AQS Condition源码深度解析

简介

在上一篇《AQS》ConditionQueue 介绍中提到了 ConditionQueue 是借助 AQS 的 SyncQueue 结构来实现条件变量及等待的功能。

ConditionQueue 是 AQS 中相对特殊、复杂的队列。相比较 SyncQueue 只把资源争抢、线程通信全部在 AQS 中处理，那ConditionQueue 就是为了对标 Object#wait、notify、notifyAll 而设计的数据结构，就是为了让开发人员可以手操线程同行。

队列结构

ConditionQueue 是基于 SyncQueue的，或者说都是基于 Node 结构的。而它的操作入口，相信接触过 JUC 的同学应该都知道，那就是 Condition接口。

AQS 中的相关方法都在 ConditionObject，该类正是实现了 Conditon接口。

public interface Condition {
    
    
    // 当前线程进入等待状态直到被唤醒或者中断
    void await() throws InterruptedException;
    // 当前线程进入等待状态，不响应中断，阻塞直到被唤醒
    void awaitUninterruptibly();
    // 当前线程进入等待状态直到被唤醒或者中断，阻塞带时间限制
    long awaitNanos(long nanosTimeout) throws InterruptedException;
    // 当前线程进入等待状态直到被唤醒或者中断，阻塞带时间限制
    boolean await(long time, TimeUnit unit) throws InterruptedException;
    // 当前线程进入等待状态直到被唤醒或者中断，阻塞带时间限制
    boolean awaitUntil(Date deadline) throws InterruptedException;
    // 唤醒单个阻塞线程
    void signal();
    // 唤醒所有阻塞线程
    void signalAll();
}

Condition 可以说目前只有唯一的实现类，那就是 AQS 的 ConditionObject，JUC 中的涉及到 Condtion都是直接使用该类。

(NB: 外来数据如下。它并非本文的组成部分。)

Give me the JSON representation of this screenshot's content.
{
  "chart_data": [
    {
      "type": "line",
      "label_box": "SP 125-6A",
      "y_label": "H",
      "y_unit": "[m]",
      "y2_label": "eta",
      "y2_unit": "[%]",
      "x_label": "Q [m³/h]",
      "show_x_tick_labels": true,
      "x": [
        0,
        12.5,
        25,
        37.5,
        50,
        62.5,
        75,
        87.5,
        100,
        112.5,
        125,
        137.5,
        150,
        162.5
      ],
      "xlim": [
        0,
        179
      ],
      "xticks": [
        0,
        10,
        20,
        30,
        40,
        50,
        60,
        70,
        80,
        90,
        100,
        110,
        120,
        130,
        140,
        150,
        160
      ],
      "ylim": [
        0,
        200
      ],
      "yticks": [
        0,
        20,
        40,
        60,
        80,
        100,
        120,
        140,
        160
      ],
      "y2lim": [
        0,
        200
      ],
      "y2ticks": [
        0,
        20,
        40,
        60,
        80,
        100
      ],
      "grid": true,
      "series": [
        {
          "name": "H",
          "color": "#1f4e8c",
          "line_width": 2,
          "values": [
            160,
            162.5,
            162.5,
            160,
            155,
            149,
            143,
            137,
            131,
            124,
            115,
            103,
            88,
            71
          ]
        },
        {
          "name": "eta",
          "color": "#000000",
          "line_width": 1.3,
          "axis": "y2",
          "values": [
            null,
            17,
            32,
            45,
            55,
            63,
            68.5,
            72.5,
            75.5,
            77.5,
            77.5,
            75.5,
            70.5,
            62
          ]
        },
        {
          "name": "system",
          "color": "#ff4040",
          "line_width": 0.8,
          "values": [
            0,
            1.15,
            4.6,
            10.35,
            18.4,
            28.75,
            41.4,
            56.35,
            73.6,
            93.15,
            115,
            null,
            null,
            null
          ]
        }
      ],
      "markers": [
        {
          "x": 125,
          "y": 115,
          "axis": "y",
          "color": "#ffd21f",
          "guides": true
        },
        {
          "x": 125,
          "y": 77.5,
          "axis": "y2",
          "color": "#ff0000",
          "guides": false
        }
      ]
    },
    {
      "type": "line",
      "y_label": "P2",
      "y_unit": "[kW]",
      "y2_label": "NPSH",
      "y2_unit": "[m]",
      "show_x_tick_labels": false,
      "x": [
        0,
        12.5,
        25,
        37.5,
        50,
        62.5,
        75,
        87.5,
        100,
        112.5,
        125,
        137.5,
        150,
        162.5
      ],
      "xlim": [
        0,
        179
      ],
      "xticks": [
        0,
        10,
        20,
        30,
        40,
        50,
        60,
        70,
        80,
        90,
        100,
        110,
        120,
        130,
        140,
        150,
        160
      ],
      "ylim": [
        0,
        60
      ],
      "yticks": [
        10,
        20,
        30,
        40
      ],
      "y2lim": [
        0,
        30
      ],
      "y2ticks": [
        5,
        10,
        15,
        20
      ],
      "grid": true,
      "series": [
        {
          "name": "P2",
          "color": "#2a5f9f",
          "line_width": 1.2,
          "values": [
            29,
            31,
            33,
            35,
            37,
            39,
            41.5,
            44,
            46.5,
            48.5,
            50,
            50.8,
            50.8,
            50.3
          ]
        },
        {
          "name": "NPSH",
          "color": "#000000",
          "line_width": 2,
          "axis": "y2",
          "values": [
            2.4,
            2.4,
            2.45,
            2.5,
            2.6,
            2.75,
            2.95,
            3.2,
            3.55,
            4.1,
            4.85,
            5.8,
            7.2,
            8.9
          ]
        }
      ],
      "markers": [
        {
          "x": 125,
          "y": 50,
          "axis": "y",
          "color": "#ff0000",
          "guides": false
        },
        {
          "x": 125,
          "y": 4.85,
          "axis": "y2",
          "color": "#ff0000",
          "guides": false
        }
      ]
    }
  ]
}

上一篇提到 AQS-Node 的核心字段中，一直有个字段nextWaiter没有"真正"被使用到，现在终于被排上用场了。

// 在 condition 上等待的下个结点(独占模式),或者为 SHARED,标识为共享模式,不会被使用
// 为null,就是EXCLUSIVE
Node nextWaiter;

因为在一般使用中，我们仅仅是将其作为标记使用，但是当我们创建了 Condition 类（比如 ReentrantLock.newCondition）之后，就是用来组成 Condition 上的等待队列。

AQS-ConditionQueue

注意

方法总览

上文提到，ConditionQueue 是重用 SyncQueue 的结构，并且 ConditionObject 作为 AQS 的父类，所以在 ConditionObject 的源码中，实际有不少使用 AQS 的方法，尤其是 SyncQueue 和 Node 相关。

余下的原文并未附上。